Uganda and DRC have signed an agreement that should dramatically improve commercial activity between the two countries.  President Tshisekedi and President Museveni agreed to improve three key road corridors as well as to remove certain regulatory barriers and other trade impediments.

Felix Tshisekedi (L) shakes hands with Yoweri Museveni in Entebbe, Uganda. (Photo by Sumy Sadurni / AFP)

The three key corridors slated for road improvements to access Ugandan border towns will include:

  • Bunia north to Goli
  • Beni east to Mpondwe
  • Goma north to Rutshuru and then east to Bunagana

It would appear that this will leave the commercial city of Butembo at a relatively disadvantage until internal Congo roads are improved.  The countries will likely focus first on the northern access road to Bunia, despite being by far the longest section, because the terrain would be easiest for construction and the two southern options are still threatened by rebel groups.

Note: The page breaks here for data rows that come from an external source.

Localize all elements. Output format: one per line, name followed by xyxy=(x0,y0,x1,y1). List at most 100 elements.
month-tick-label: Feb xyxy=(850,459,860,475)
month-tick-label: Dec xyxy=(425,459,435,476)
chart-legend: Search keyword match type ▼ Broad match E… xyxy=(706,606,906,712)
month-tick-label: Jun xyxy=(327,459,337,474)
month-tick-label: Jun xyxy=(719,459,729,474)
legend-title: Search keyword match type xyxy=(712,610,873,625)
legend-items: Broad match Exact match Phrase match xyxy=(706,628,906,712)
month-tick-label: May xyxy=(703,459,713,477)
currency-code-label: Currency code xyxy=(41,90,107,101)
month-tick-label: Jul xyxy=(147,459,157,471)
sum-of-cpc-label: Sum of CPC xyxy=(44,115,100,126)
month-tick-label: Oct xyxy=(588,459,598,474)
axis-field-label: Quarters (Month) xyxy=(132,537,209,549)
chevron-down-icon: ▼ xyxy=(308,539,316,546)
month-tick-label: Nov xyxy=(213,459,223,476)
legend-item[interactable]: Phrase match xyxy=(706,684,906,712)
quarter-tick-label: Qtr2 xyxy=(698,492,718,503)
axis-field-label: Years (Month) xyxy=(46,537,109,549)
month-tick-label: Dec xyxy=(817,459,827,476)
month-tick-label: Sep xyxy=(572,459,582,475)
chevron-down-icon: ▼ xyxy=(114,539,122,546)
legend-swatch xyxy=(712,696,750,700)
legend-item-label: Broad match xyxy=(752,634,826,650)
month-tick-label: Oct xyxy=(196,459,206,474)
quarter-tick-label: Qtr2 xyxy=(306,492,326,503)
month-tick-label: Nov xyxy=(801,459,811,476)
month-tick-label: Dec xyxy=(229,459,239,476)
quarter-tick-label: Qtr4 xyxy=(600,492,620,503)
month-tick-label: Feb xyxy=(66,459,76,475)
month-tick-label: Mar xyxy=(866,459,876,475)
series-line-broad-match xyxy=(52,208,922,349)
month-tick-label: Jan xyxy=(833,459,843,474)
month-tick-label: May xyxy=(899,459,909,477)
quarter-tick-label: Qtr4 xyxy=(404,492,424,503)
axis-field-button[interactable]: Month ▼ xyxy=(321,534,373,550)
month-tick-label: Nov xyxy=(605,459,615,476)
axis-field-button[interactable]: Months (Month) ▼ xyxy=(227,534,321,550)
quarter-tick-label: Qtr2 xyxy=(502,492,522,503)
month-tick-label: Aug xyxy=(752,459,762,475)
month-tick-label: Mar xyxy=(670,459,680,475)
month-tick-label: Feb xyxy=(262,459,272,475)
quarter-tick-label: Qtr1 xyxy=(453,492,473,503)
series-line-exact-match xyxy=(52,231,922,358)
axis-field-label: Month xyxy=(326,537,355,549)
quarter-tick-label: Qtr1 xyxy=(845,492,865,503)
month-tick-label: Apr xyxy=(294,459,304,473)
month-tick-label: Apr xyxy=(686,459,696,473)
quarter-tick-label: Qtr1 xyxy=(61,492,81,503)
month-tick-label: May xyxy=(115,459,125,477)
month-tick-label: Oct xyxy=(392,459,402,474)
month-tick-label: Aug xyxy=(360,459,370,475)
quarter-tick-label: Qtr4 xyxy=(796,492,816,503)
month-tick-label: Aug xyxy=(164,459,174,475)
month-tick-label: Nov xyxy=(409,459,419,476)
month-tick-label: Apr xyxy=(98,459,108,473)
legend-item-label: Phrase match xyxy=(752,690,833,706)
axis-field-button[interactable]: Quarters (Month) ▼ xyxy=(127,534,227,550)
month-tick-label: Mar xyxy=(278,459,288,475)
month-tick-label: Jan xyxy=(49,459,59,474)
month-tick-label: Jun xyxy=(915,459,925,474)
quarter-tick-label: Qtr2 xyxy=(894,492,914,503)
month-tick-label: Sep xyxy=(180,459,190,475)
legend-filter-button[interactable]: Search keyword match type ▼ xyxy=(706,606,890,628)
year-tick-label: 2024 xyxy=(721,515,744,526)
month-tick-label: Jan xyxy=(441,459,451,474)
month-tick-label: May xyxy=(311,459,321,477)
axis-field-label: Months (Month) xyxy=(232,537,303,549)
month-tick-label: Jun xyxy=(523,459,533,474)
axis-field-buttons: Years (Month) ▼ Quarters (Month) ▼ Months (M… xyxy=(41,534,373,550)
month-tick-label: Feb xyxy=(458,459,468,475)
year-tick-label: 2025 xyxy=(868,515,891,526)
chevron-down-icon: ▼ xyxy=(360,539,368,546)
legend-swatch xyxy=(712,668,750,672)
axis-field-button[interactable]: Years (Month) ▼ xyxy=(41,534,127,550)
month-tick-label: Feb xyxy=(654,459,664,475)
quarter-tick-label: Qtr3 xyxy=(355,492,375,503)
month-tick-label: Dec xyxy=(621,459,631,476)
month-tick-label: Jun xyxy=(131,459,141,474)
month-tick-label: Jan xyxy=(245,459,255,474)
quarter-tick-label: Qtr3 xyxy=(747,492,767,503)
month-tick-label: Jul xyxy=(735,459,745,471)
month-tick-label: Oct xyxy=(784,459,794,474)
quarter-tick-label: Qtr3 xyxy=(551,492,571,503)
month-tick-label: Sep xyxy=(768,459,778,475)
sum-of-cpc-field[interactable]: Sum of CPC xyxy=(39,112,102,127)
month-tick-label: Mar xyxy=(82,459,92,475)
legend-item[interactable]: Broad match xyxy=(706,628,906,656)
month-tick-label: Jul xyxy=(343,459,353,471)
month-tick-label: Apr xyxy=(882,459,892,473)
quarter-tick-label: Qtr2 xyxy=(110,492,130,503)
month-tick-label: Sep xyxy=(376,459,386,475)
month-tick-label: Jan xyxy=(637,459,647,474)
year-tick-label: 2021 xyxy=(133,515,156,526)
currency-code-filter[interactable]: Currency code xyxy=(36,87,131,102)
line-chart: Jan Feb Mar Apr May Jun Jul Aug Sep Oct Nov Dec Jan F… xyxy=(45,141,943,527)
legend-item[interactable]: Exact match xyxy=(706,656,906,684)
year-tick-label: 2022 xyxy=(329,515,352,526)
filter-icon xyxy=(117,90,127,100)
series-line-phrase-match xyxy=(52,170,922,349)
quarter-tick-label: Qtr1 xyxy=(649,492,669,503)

Trade between the countries is currently very lopsided. For the first few months of 2019, Uganda exported $532 million to DRC while Congo exported only $30 million to Uganda. The population of DRC is roughly double that of Uganda (81 million to 42 million).  I haven’t studied the trade statistic, but it should be noted that much trade from Uganda is likely just passing through from a Kenyan ocean port, especially Mombasa.

Congo is not a member of the East African Community, but has applied for membership.  South Sudan was accepted into the EAC in 2016, joining the founding countries of Uganda, Kenya and Tanzania plus Rwanda and Burundi.  The East African Community is currently a free trade bloc but has designs on having a common currency and greater political integration.